What You Need To Know

  • The county has 22.6% of its ICU beds available and 66% of its ventilators

  • The number of fully vaccinated residents in the county increased from 2,069,128 as of last week to 2,096,177 Thursday

  • That number includes an increase from 1,932,614 to 1,958,145 of residents who have received the two-dose regimen of vaccines from Pfizer or Moderna

  • The county's case rate for fully vaccinated residents as of Sept. 18, the latest figures available, was 4.4 per 100,000, but 21.4 per 100,000 for the unvaccinated

The number of coronavirus patients in county hospitals dropped from 313 Thursday to 308 Friday, with the number of patients in intensive care declining from 87 to 76, according to the Orange County Health Care Agency. The last time hospitalization rates were this low was the end of July.

The county has 22.6% of its ICU beds available and 66% of its ventilators.

The 13 latest deaths recorded consisted of 12 in August and one in December. There have been 5,384 coronavirus deaths in Orange County since the start of the pandemic, including 39 this month.

The death toll for August stands at 148. That marks a stark contract with the rest of the summer. The death toll for July was 22, with 19 in June, 23 in May, 46 in April, 199 in March, 615 in February, 1,580 in January -- the deadliest month of the pandemic -- and 976 in December, the next deadliest.

Dr. Regina Chinsio-Kwong, deputy county health officer, said 94% of the people who died in August were unvaccinated.

"And none of the 94% were even partially vaccinated," Chinsio-Kwong said.

Without vaccines the death toll from this summer's surge, which was fueled by the more contagious Delta variant, would have been higher, Chinsio- Kwong said.

"We could have been losing more people to Delta if we didn't have the vaccination rates we have," she said.

Chinsio-Kwong noted that the U.S. death toll from the coronavirus pandemic has surpassed the death toll from the 1918-20 Spanish flu pandemic which occurred when the U.S. population was about 106 million, slightly less than one-third of the 2020 figure of 331 million.

"In this day and age we expect with all the advances in technology and in medicine that we wouldn't have such a devastating pandemic with such a devastating amount of people who have died," Chinsio-Kwong said.

"Unfortunately, a lot of that was people who didn't believe in the pandemic or had fears and were hesitant to get vaccinated... This is a pandemic of the unvaccinated."

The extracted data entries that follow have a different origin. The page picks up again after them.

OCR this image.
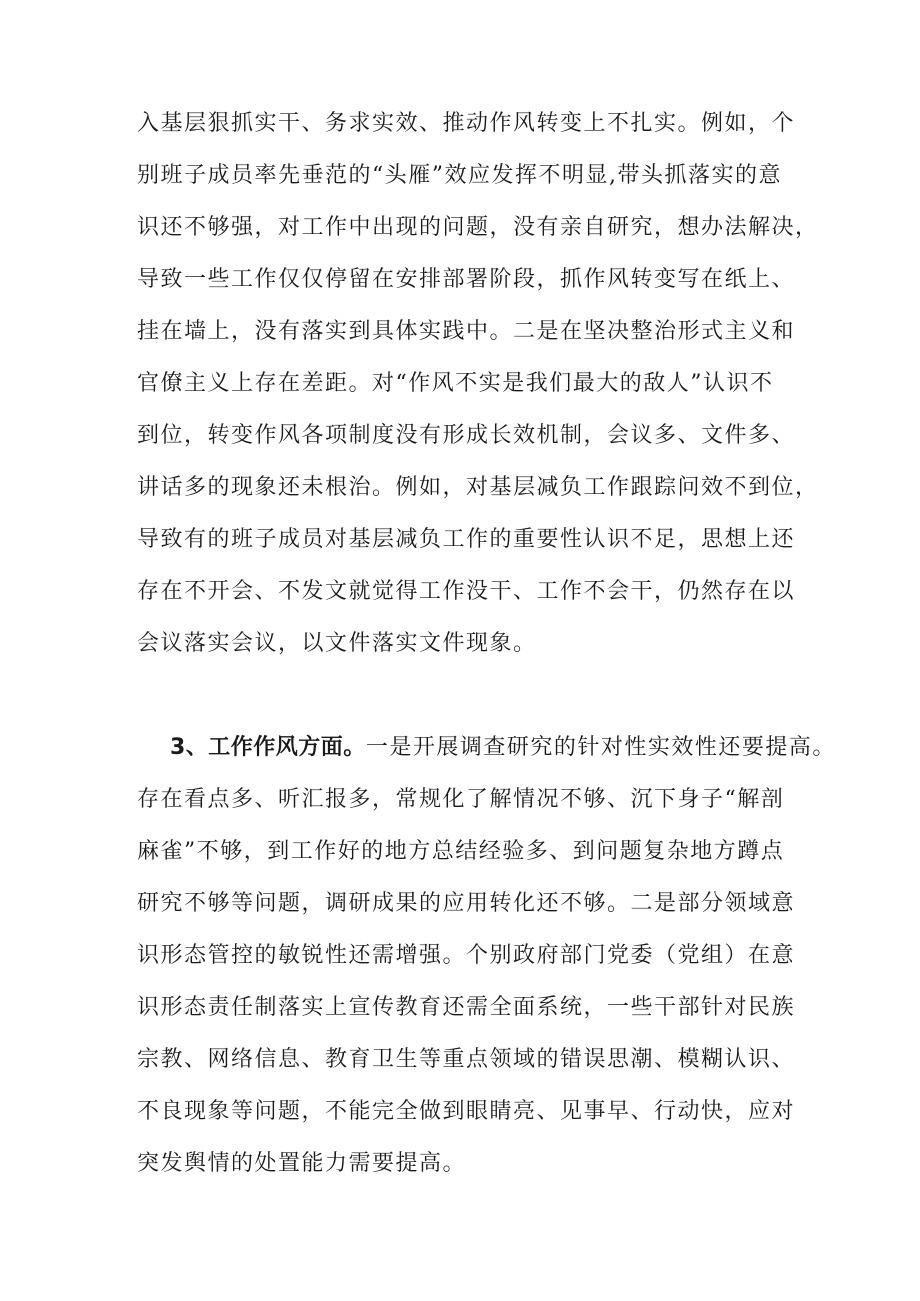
入基层狠抓实干、务求实效、推动作风转变上不扎实。例如，个
别班子成员率先垂范的“头雁”效应发挥不明显,带头抓落实的意
识还不够强，对工作中出现的问题，没有亲自研究，想办法解决，
导致一些工作仅仅停留在安排部署阶段，抓作风转变写在纸上、
挂在墙上，没有落实到具体实践中。二是在坚决整治形式主义和
官僚主义上存在差距。对“作风不实是我们最大的敌人”认识不
到位，转变作风各项制度没有形成长效机制，会议多、文件多、
讲话多的现象还未根治。例如，对基层减负工作跟踪问效不到位，
导致有的班子成员对基层减负工作的重要性认识不足，思想上还
存在不开会、不发文就觉得工作没干、工作不会干，仍然存在以
会议落实会议，以文件落实文件现象。
3、工作作风方面。一是开展调查研究的针对性实效性还要提高。
存在看点多、听汇报多，常规化了解情况不够、沉下身子“解剖
麻雀”不够，到工作好的地方总结经验多、到问题复杂地方蹲点
研究不够等问题，调研成果的应用转化还不够。二是部分领域意
识形态管控的敏锐性还需增强。个别政府部门党委（党组）在意
识形态责任制落实上宣传教育还需全面系统，一些干部针对民族
宗教、网络信息、教育卫生等重点领域的错误思潮、模糊认识、
不良现象等问题，不能完全做到眼睛亮、见事早、行动快，应对
突发舆情的处置能力需要提高。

Eight of the people who died from COVID-19 last month who were vaccinated and at least 65 years old, Chinsio-Kwong said. Seven were older than 75 and one who was between 65 and 74 was in a skilled nursing facility, she added.

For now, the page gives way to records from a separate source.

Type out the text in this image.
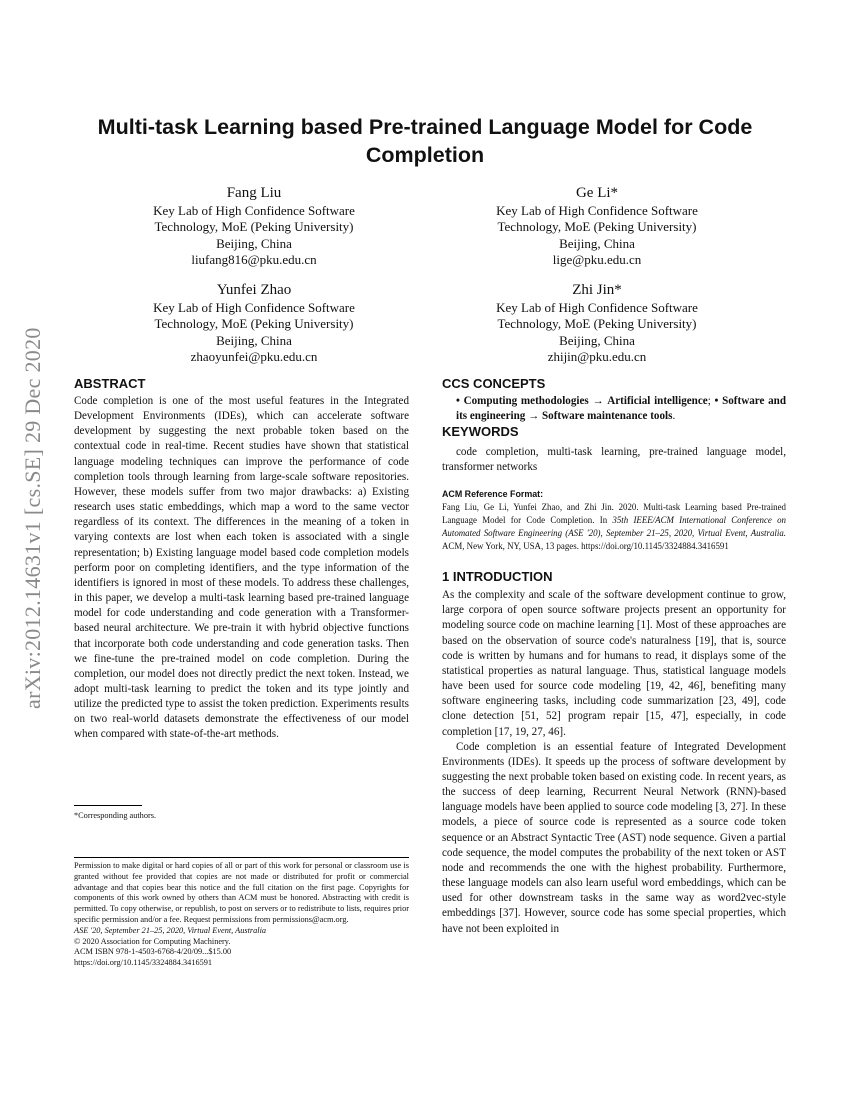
arXiv:2012.14631v1 [cs.SE] 29 Dec 2020
Multi-task Learning based Pre-trained Language Model for Code Completion
Fang Liu
Key Lab of High Confidence Software
Technology, MoE (Peking University)
Beijing, China
liufang816@pku.edu.cn
Ge Li*
Key Lab of High Confidence Software
Technology, MoE (Peking University)
Beijing, China
lige@pku.edu.cn
Yunfei Zhao
Key Lab of High Confidence Software
Technology, MoE (Peking University)
Beijing, China
zhaoyunfei@pku.edu.cn
Zhi Jin*
Key Lab of High Confidence Software
Technology, MoE (Peking University)
Beijing, China
zhijin@pku.edu.cn
ABSTRACT

Code completion is one of the most useful features in the Integrated Development Environments (IDEs), which can accelerate software development by suggesting the next probable token based on the contextual code in real-time. Recent studies have shown that statistical language modeling techniques can improve the performance of code completion tools through learning from large-scale software repositories. However, these models suffer from two major drawbacks: a) Existing research uses static embeddings, which map a word to the same vector regardless of its context. The differences in the meaning of a token in varying contexts are lost when each token is associated with a single representation; b) Existing language model based code completion models perform poor on completing identifiers, and the type information of the identifiers is ignored in most of these models. To address these challenges, in this paper, we develop a multi-task learning based pre-trained language model for code understanding and code generation with a Transformer-based neural architecture. We pre-train it with hybrid objective functions that incorporate both code understanding and code generation tasks. Then we fine-tune the pre-trained model on code completion. During the completion, our model does not directly predict the next token. Instead, we adopt multi-task learning to predict the token and its type jointly and utilize the predicted type to assist the token prediction. Experiments results on two real-world datasets demonstrate the effectiveness of our model when compared with state-of-the-art methods.

*Corresponding authors.

Permission to make digital or hard copies of all or part of this work for personal or classroom use is granted without fee provided that copies are not made or distributed for profit or commercial advantage and that copies bear this notice and the full citation on the first page. Copyrights for components of this work owned by others than ACM must be honored. Abstracting with credit is permitted. To copy otherwise, or republish, to post on servers or to redistribute to lists, requires prior specific permission and/or a fee. Request permissions from permissions@acm.org.

ASE '20, September 21–25, 2020, Virtual Event, Australia

© 2020 Association for Computing Machinery.

ACM ISBN 978-1-4503-6768-4/20/09...$15.00

https://doi.org/10.1145/3324884.3416591

CCS CONCEPTS

• Computing methodologies → Artificial intelligence; • Software and its engineering → Software maintenance tools.

KEYWORDS

code completion, multi-task learning, pre-trained language model, transformer networks

ACM Reference Format:

Fang Liu, Ge Li, Yunfei Zhao, and Zhi Jin. 2020. Multi-task Learning based Pre-trained Language Model for Code Completion. In 35th IEEE/ACM International Conference on Automated Software Engineering (ASE '20), September 21–25, 2020, Virtual Event, Australia. ACM, New York, NY, USA, 13 pages. https://doi.org/10.1145/3324884.3416591

1 INTRODUCTION

As the complexity and scale of the software development continue to grow, large corpora of open source software projects present an opportunity for modeling source code on machine learning [1]. Most of these approaches are based on the observation of source code's naturalness [19], that is, source code is written by humans and for humans to read, it displays some of the statistical properties as natural language. Thus, statistical language models have been used for source code modeling [19, 42, 46], benefiting many software engineering tasks, including code summarization [23, 49], code clone detection [51, 52] program repair [15, 47], especially, in code completion [17, 19, 27, 46].

Code completion is an essential feature of Integrated Development Environments (IDEs). It speeds up the process of software development by suggesting the next probable token based on existing code. In recent years, as the success of deep learning, Recurrent Neural Network (RNN)-based language models have been applied to source code modeling [3, 27]. In these models, a piece of source code is represented as a source code token sequence or an Abstract Syntactic Tree (AST) node sequence. Given a partial code sequence, the model computes the probability of the next token or AST node and recommends the one with the highest probability. Furthermore, these language models can also learn useful word embeddings, which can be used for other downstream tasks in the same way as word2vec-style embeddings [37]. However, source code has some special properties, which have not been exploited in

"It tells a harrowing story and it should encourage anyone to get vaccinated," Chinsio-Kwong said.

All Orange County residents who died from COVID-19 in September were not fully vaccinated, Chinsio-Kwong said. One had received one of two doses of Moderna vaccine and the others did not receive any doses, she added.

The OCHCA also reported 356 new infections Friday, raising the cumulative total to 295,227.